Impacto solved the issue of physical feedback – one of the crucial issues in creating of the virtual reality: how to make the device to detect your movements and let you interact with objects in the virtual world with your own hands.
Facebook, for example, is working on creating a virtual reality, and claims to build a teleporter by 2015. As the chief technical officer announced that “Facebook wants to build a device that allows you to be anywhere you want, with anyone, regardless of geographic boundaries.” They develop this project based on Oculus Rift virtual reality headset, which comes out early next year.
Impacto is a research project, working on the simulating of physical impacts using tactile and electrical muscle simulation. As the researchers say, the objective of their work “is to unify the virtual world of the computer with the physical world of the user into a single space”, Joinfo.ua reports with the reference to Geek.

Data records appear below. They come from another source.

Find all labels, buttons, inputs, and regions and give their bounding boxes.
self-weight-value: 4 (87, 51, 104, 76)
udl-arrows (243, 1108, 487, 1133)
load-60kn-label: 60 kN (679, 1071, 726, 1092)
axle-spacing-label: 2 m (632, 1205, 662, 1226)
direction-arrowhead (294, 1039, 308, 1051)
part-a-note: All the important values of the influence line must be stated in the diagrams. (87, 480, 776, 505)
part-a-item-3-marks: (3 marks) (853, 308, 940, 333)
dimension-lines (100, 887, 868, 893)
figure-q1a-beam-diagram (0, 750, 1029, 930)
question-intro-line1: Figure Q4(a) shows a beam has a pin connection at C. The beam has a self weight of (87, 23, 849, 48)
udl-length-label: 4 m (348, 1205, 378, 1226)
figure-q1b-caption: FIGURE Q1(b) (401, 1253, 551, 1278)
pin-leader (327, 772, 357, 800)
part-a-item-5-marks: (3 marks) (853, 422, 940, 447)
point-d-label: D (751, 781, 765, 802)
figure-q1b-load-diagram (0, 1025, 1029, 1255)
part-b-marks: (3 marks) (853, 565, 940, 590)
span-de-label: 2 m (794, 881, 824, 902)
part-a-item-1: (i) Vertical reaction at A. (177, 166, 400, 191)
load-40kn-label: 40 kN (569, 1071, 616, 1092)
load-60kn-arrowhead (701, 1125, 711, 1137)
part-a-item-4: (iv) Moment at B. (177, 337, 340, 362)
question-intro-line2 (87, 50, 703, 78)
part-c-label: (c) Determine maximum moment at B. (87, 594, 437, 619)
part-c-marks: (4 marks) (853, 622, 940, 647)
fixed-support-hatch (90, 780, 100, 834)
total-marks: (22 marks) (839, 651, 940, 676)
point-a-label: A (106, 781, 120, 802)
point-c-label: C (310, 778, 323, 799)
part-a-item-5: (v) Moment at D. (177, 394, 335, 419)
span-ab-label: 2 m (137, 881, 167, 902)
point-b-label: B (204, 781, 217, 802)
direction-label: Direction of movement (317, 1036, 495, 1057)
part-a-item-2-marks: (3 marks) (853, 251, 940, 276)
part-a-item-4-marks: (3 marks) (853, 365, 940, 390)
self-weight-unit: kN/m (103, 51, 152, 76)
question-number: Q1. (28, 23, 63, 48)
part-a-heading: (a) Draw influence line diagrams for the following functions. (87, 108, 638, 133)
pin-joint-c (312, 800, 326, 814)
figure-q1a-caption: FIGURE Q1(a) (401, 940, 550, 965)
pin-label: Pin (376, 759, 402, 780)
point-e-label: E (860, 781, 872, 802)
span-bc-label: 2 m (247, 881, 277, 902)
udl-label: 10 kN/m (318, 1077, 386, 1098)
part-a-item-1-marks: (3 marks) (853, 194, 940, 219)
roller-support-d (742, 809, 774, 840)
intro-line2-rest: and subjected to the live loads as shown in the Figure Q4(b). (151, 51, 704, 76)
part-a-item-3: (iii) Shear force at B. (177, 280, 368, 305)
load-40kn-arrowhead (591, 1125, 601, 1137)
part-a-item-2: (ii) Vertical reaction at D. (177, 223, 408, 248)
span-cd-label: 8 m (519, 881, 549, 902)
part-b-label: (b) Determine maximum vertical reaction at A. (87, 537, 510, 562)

The key idea, that allows the small and light impacto device to simulate a strong hit, is that it decomposes the stimulus: it renders the tactile aspect of being hit by tapping the skin using a solenoid; it adds impulse to the hit by thrusting the user’s arm backwards using electrical muscle stimulation. The device is self-contained, wireless, and small enough for wearable use, and thus leaves the user unencumbered and able to walk around freely in a virtual environment.
Impacto is being carried out by Pedro Lopes, Alexandra Ion, and Patrick Baudisch at the Hasso Plattner Institute in Germany. It works by combining a skin tap with electrical muscle simulation contained in a small wireless device attached to the body. When a virtual hit occurs, the device reacts by physically tapping the skin and enhancing the hit response by stimulating the user’s muscles and forcing the limb back, just as if it had been struck. All this is achieved in just 50 ms.

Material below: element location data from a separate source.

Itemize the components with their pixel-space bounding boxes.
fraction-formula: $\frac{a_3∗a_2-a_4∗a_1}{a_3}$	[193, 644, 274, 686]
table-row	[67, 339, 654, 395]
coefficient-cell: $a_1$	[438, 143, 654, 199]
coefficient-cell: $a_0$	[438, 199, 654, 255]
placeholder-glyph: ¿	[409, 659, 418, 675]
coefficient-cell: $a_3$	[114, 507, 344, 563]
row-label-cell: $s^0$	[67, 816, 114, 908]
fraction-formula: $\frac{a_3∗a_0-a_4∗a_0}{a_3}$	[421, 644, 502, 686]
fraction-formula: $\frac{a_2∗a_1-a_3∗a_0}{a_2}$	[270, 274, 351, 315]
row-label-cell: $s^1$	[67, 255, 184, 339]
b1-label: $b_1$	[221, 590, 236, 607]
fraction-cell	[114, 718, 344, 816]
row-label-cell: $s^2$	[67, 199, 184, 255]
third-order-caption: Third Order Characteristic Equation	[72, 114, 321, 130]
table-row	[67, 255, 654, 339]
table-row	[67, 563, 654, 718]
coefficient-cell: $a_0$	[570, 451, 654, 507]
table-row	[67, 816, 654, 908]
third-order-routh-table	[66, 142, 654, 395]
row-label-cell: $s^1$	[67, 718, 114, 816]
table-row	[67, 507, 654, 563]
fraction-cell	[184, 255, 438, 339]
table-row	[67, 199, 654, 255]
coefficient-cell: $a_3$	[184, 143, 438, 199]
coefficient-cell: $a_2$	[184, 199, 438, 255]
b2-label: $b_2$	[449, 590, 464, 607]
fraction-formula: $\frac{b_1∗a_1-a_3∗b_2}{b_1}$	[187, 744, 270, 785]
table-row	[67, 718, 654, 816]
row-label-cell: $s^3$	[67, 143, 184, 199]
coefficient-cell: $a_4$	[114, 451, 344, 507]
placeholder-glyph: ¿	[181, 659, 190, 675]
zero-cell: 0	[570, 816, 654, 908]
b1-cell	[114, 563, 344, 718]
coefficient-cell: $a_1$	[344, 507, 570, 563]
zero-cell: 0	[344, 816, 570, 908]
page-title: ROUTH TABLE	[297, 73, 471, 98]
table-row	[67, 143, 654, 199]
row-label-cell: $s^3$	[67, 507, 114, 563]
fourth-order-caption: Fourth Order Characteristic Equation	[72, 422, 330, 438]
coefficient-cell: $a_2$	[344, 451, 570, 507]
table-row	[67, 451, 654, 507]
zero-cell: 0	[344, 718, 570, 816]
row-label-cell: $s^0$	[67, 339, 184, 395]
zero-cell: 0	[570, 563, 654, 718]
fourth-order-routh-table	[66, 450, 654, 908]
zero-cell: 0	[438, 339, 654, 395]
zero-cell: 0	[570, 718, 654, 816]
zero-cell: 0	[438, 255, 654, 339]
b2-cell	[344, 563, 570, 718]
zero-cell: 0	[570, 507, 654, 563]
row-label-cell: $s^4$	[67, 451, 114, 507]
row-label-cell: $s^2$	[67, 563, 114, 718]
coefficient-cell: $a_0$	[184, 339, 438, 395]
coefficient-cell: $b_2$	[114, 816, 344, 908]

The tactile response can be varied by fitting a number of different-shaped tips to the device. The type of feedback the user receives is especially suited to sports, with the Impacto having been tested for boxing, soccer, and baseball so far.
While it may seem like quite a limited system, remember this is just a research project and a work in progress, yet they’ve already created a wireless system that can give physical feedback and hooked it into the Unity game engine. Imagine miniaturizing such a device, attaching a number of them to different parts of the body, and you’re well on your way to a virtual reality force feedback suit.